Must be some poor jerk who tried to navigate the desert without Adventurator training
.
Well, don’t look a gift bone in the mouth, I guess,
thought John. He picked up the bone again. It would make a decent grappling hook. He took off his hoodie and tied one sleeve to the bone. While he did this, he estimated that he lost about three more inches of height from the sand. He had to work quickly. Squinting to make out the charcoal eye above him, he swung the bone through the lowest point of the door, which he could just barely reach with his fingers. It slid uninterrupted and disappeared through the bottom of the door. But just as quickly it came back down to him. He needed the bone to catch onto something on the other side.

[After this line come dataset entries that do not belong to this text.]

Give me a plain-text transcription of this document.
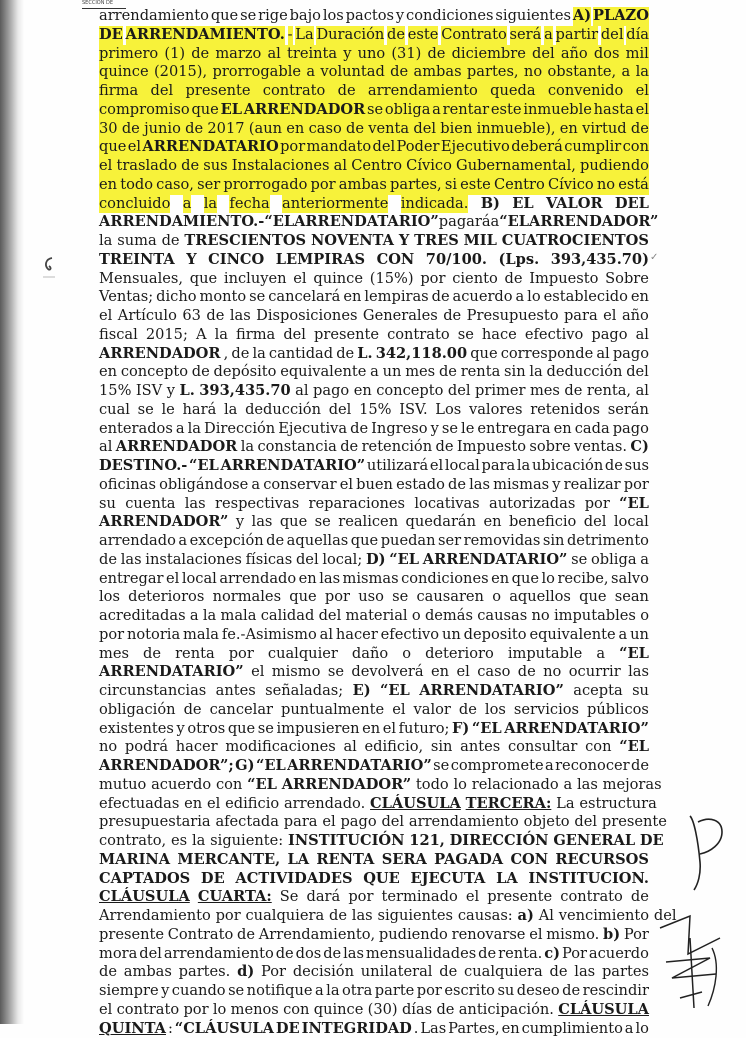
SECCIÓN DE
arrendamiento que se rige bajo los pactos y condiciones siguientes A) PLAZO
DE ARRENDAMIENTO. - La Duración de este Contrato será a partir del día
primero (1) de marzo al treinta y uno (31) de diciembre del año dos mil
quince (2015), prorrogable a voluntad de ambas partes, no obstante, a la
firma del presente contrato de arrendamiento queda convenido el
compromiso que EL ARRENDADOR se obliga a rentar este inmueble hasta el
30 de junio de 2017 (aun en caso de venta del bien inmueble), en virtud de
que el ARRENDATARIO por mandato del Poder Ejecutivo deberá cumplir con
el traslado de sus Instalaciones al Centro Cívico Gubernamental, pudiendo
en todo caso, ser prorrogado por ambas partes, si este Centro Cívico no está
concluido a la fecha anteriormente indicada. B) EL VALOR DEL
ARRENDAMIENTO.- “EL ARRENDATARIO” pagará a “EL ARRENDADOR”
la suma de TRESCIENTOS NOVENTA Y TRES MIL CUATROCIENTOS
TREINTA Y CINCO LEMPIRAS CON 70/100. (Lps. 393,435.70)
Mensuales, que incluyen el quince (15%) por ciento de Impuesto Sobre
Ventas; dicho monto se cancelará en lempiras de acuerdo a lo establecido en
el Artículo 63 de las Disposiciones Generales de Presupuesto para el año
fiscal 2015; A la firma del presente contrato se hace efectivo pago al
ARRENDADOR , de la cantidad de L. 342,118.00 que corresponde al pago
en concepto de depósito equivalente a un mes de renta sin la deducción del
15% ISV y L. 393,435.70 al pago en concepto del primer mes de renta, al
cual se le hará la deducción del 15% ISV. Los valores retenidos serán
enterados a la Dirección Ejecutiva de Ingreso y se le entregara en cada pago
al ARRENDADOR la constancia de retención de Impuesto sobre ventas. C)
DESTINO.- “EL ARRENDATARIO” utilizará el local para la ubicación de sus
oficinas obligándose a conservar el buen estado de las mismas y realizar por
su cuenta las respectivas reparaciones locativas autorizadas por “EL
ARRENDADOR” y las que se realicen quedarán en beneficio del local
arrendado a excepción de aquellas que puedan ser removidas sin detrimento
de las instalaciones físicas del local; D) “EL ARRENDATARIO” se obliga a
entregar el local arrendado en las mismas condiciones en que lo recibe, salvo
los deterioros normales que por uso se causaren o aquellos que sean
acreditadas a la mala calidad del material o demás causas no imputables o
por notoria mala fe.-Asimismo al hacer efectivo un deposito equivalente a un
mes de renta por cualquier daño o deterioro imputable a “EL
ARRENDATARIO” el mismo se devolverá en el caso de no ocurrir las
circunstancias antes señaladas; E) “EL ARRENDATARIO” acepta su
obligación de cancelar puntualmente el valor de los servicios públicos
existentes y otros que se impusieren en el futuro; F) “EL ARRENDATARIO”
no podrá hacer modificaciones al edificio, sin antes consultar con “EL
ARRENDADOR”; G) “EL ARRENDATARIO” se compromete a reconocer de
mutuo acuerdo con “EL ARRENDADOR” todo lo relacionado a las mejoras
efectuadas en el edificio arrendado. CLÁUSULA TERCERA: La estructura
presupuestaria afectada para el pago del arrendamiento objeto del presente
contrato, es la siguiente: INSTITUCIÓN 121, DIRECCIÓN GENERAL DE
MARINA MERCANTE, LA RENTA SERA PAGADA CON RECURSOS
CAPTADOS DE ACTIVIDADES QUE EJECUTA LA INSTITUCION.
CLÁUSULA CUARTA: Se dará por terminado el presente contrato de
Arrendamiento por cualquiera de las siguientes causas: a) Al vencimiento del
presente Contrato de Arrendamiento, pudiendo renovarse el mismo. b) Por
mora del arrendamiento de dos de las mensualidades de renta. c) Por acuerdo
de ambas partes. d) Por decisión unilateral de cualquiera de las partes
siempre y cuando se notifique a la otra parte por escrito su deseo de rescindir
el contrato por lo menos con quince (30) días de anticipación. CLÁUSULA
QUINTA : “CLÁUSULA DE INTEGRIDAD . Las Partes, en cumplimiento a lo
✓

This wasn’t good. He tried again, this time holding it farther up the sleeve to give a large swing. Just as he let the bone fly, he lunged as high as he dared on the shifting sands. The bone flew upward and went sailing through the middle part of the door. At the height of its arc, it disappeared and kept its momentum. “Yes!” shouted John when he felt the bone catch. Now to reel it in. Slowly, John began pulling his hoodie back, hoping it would stay connected to whatever was holding it. “Come on, come on,” he muttered. To his disappointment, the hoodie kept coming, appearing out of the space in the air, until he could see the edge of the bone. John grunted and pulled the bone back, letting it fall to the sand.
He couldn’t let disappointment get to him. He knew that the longer he waited, the more his probability of success plummeted. John coiled the hoodie again and gave a few small swings. Then, with his best lunge, he launched the bone. It flew farther and disappeared much farther up the sleeve. Almost immediately, John could feel that it had hooked onto something big. He gave it a tug. It was solid. He put half of his weight on it. It held.

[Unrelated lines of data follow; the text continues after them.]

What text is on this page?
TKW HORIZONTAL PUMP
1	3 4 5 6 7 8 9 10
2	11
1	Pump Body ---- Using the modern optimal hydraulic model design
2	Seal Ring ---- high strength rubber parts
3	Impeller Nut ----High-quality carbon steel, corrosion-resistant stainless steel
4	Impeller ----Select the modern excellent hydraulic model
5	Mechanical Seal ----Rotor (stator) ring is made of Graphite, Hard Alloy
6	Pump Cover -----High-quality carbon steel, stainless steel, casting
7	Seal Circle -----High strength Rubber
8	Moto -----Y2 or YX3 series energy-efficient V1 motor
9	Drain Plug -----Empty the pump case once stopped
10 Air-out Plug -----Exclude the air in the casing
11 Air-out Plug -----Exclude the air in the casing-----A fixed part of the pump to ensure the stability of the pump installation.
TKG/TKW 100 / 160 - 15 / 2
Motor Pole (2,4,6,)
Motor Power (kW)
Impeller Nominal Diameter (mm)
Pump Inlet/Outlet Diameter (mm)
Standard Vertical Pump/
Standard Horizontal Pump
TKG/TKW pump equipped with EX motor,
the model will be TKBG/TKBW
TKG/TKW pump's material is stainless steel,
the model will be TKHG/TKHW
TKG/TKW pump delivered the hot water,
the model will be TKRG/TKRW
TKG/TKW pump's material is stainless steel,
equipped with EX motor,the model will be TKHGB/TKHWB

John looked in the distance at the oasis one last time. He saw a dust devil coming toward him, swirling sand like a miniature tornado.
Not this time, foul villain
. John grabbed as high as he could on the hoodie and began to climb. Coach K would have been dumbfounded to see Little Darling climbing a rope. It helped that it was a life-and-death scenario, without the girls watching.
John struggled up to the invisible door frame, using the floor as leverage as soon as he could reach it with his forearms. He grabbed the ledge and pulled himself up. When his head broke the plane, he saw the bone jammed among a pile of props behind the stage. His arms were throbbing. He couldn’t breathe. Sand was glued all over his sweaty body. But finally, he managed to pull himself out. With the last of his strength, he reached up and shut the door. A few seconds later, he rolled over to make sure that the eye had disappeared.
John lay in the heat of the auditorium, panting, relishing the idea of water. He began to laugh, which turned into a cough. He’d almost died a horrible death. How awesome was that? No one could take that away from him now. He had been to the underworld and survived. Now when he walked through the halls, invisible, or felt the scorn of some remedial like Marla, he could always remember the badassery it took to survive the labyrinth. At the thought, John began to shake uncontrollably. Maybe it was fear, or the aftershock of all that adrenaline, but John was pretty sure his sweat was drying and he was getting the chills — even in the heat.